Por la mañana parece que todo encaja.
Desayunas bien.
Tomas decisiones con calma.
Te sientes organizada.
Y piensas: hoy sí.
Y unas horas después… algo cambia.
Empieza el picoteo.
El “solo un poco”.
Las ganas de dulce.
Y la sensación de que tu fuerza de voluntad ha desaparecido.
Entonces aparece el pensamiento típico:
“no tengo disciplina”.
Pero no es verdad.
Lo que tienes por la mañana no es más disciplina.
Es más energía.
A primera hora tu cerebro está descansado, tu capacidad de decidir es más alta y el autocontrol “funciona”.
A lo largo del día tomas mil decisiones, gestionas estímulos, conversaciones, trabajo, emociones… y esa energía se va gastando.
No es que pierdas el control.
Pierdes foco.
Por eso por la tarde no decides peor porque seas débil.
Decides peor porque estás cansada.
Y cuando estás cansada, tu cerebro busca la vía fácil: alivio rápido y recompensa inmediata.
Y la comida es perfecta para eso.
Y el error es intentar arreglarlo con más prohibiciones justo cuando menos capacidad tienes para sostenerlas.
Intentar cuidarte igual a las ocho de la mañana que a las ocho de la tarde es pedirle lo mismo a un cerebro descansado que a uno agotado.
No funciona.
La solución no es apretarte más.
Es prepararte mejor.
Aquí tienes formas muy prácticas de hacerlo:
1. No llegues a la tarde con mucha hambre.
Muchas veces el descontrol no es emocional, es acumulación de hambre.

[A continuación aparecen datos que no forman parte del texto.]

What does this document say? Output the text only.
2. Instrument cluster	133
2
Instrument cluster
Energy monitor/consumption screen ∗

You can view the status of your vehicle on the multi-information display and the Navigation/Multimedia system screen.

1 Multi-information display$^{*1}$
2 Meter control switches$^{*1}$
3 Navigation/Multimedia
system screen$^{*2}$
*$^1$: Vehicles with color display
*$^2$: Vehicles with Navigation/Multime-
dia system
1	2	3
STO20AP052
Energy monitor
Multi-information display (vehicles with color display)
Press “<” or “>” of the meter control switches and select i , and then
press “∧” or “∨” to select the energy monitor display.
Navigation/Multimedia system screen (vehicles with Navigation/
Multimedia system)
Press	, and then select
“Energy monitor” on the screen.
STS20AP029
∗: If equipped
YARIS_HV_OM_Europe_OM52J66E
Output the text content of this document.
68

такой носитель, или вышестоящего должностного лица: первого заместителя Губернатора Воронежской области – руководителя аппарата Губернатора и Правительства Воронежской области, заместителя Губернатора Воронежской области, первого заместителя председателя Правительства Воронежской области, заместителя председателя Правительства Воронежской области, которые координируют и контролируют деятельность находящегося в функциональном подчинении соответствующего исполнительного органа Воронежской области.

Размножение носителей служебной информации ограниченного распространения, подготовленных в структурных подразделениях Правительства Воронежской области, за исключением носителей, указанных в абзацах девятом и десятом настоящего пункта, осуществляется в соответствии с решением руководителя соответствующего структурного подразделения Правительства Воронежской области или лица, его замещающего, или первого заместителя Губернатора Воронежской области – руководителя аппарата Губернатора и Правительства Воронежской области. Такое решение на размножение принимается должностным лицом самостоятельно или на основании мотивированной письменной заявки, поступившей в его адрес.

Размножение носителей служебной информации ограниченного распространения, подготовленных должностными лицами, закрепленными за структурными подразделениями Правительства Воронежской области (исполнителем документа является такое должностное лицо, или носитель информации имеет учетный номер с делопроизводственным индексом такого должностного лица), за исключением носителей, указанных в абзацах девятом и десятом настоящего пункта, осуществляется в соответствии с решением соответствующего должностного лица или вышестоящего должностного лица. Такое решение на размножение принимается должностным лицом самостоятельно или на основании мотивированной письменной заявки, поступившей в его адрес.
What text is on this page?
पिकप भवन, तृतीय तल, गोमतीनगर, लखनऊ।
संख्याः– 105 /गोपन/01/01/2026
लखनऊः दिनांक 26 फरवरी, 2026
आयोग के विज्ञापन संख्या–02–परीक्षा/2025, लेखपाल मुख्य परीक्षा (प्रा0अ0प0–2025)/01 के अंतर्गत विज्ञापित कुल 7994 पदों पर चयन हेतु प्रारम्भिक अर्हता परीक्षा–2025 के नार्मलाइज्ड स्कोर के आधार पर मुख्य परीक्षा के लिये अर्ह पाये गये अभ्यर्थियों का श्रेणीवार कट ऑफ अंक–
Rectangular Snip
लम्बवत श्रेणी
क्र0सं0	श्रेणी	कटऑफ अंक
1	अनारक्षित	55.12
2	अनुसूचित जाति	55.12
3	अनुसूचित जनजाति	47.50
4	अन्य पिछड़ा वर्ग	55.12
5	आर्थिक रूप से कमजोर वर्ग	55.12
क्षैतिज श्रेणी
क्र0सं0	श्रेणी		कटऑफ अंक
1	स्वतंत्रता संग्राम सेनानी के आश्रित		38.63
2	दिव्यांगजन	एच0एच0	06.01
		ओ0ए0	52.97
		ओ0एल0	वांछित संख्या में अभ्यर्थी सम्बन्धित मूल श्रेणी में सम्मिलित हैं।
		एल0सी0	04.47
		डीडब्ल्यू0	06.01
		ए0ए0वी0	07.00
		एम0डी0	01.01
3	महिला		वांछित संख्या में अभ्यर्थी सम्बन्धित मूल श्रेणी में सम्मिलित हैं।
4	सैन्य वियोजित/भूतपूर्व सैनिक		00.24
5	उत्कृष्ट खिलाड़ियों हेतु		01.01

Y cuanta más hambre tienes, más te cuesta tomar decisiones desde la calma.
Incluye comida suficiente al mediodía: vegetales, proteína, hidratos y grasas de calidad.
Si comes ligero “para portarte bien”, lo pagarás por la tarde.
2. Decide antes de estar cansada.
Deja preparado previamente qué merendarás o cenarás.
Cuando decides con energía, tomas mejores decisiones que cuando decides agotada.
3. Reduce decisiones al final del día.
Menú simple y fácil.
No necesitas creatividad cuando tu cerebro te pide calma.
4. Introduce una pausa de transición.
Si puedes, entre el trabajo y la tarde/noche, dedícate 5-10 minutos sin estímulos.
Sin móvil. Sin tareas. Solo parar.
Ese pequeño “corte” baja muchísimo la urgencia de picoteo automático.
5. Ten un “plan de cansancio”.
Una lista corta de accionables: ducha caliente, paseo corto, tumbarte 5 minutos, respiraciones lentas.
Muchas veces no necesitas comida, necesitas bajar revoluciones.
No necesitas más fuerza de voluntad al final del día.
Necesitas menos decisiones y más previsión.
Esta semana observa en qué momento exacto empiezas a negociar contigo.
Ahí no te falta disciplina.
Te falta energía.
Y cuando entiendes eso, dejas de luchar contigo… y empiezas a organizarte a tu favor.